Yeah, I know, service in the air has gone down hill big time. You don’t have to tell me. I live it every time I put on my uniform. In fact, I spend most of my time at work apologizing because we don’t have this and we don’t have that to a flight full of miserably cramped passengers. I feel for those passengers. I really do. It’s gotten bad out there. Worse than bad. Flying, today, is just not what it used to be, for everyone involved – passengers and crew alike.

But what gets me is that thirteen years ago I worked at a no frills airline called Sunjet International Airlines. The ticket price back then was $99 to fly one way from Dallas to Fort Lauderdale, Newark, or Long Beach. That was thirteen years ago. Fuel prices were 1/3 of what they are today. Keep in mind that price was on an airline that offered pretty much nothing but a seat (a broken seat covered in duct tape), a lot of delays (I’m not talking a few hours delayed, I’m talking two-day delays), lost luggage (or no luggage at all. What do you mean you checked bags?), and a burnt chocolate chip cookie, depending on who happened to be in the galley that day. Then, in 1995, I found myself working for a major US carrier, on probation for six months without flight privileges, in the month of December.

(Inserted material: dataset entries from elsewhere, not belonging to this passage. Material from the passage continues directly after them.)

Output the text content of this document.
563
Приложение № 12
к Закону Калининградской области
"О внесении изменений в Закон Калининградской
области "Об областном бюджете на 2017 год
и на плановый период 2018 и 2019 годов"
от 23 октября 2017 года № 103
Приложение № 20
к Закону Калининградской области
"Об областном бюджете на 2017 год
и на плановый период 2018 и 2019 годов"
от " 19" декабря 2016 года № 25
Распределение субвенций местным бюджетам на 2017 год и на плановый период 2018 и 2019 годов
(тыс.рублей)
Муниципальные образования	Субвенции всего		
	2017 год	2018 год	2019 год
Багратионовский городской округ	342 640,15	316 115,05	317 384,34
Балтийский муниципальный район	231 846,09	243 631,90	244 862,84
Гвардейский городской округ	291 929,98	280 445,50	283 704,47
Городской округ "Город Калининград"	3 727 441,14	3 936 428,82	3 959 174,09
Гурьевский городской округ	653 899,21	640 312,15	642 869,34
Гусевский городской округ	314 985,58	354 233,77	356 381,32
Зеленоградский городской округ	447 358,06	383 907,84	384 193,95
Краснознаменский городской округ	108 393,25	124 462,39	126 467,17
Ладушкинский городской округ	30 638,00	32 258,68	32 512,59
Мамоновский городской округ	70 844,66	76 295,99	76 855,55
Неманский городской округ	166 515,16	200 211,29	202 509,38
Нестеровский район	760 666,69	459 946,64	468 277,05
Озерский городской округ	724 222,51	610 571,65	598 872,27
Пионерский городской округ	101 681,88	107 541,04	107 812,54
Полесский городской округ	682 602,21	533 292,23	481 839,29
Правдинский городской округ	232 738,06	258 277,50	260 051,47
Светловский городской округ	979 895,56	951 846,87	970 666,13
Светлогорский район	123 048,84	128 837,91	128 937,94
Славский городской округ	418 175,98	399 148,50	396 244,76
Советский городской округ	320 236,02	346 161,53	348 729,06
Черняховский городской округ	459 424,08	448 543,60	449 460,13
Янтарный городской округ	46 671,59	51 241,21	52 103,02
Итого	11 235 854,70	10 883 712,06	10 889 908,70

The price of a ticket from New York to Dallas was oh just $800. In Coach. Needless to say, I didn’t get make it home for Christmas that year.

Now flash forward thirteen years and you can fly nonstop on a major carrier from New York to Los Angeles for as little as $235 round trip. I’m sorry, but that’s not bad. In fact, it’s so not bad that I just bought myself a seat on that same flight (even though I’m able to fly standby for free) I challenge anyone to drive that same distance for less money. Yes, airline ticket prices are up 200% from last year, but when you realize they were down 700%, that’s still a good ticket price! So when someone writes a piece about the “soaring” ticket prices of today, I have to shake my head and think, how soon we all forget.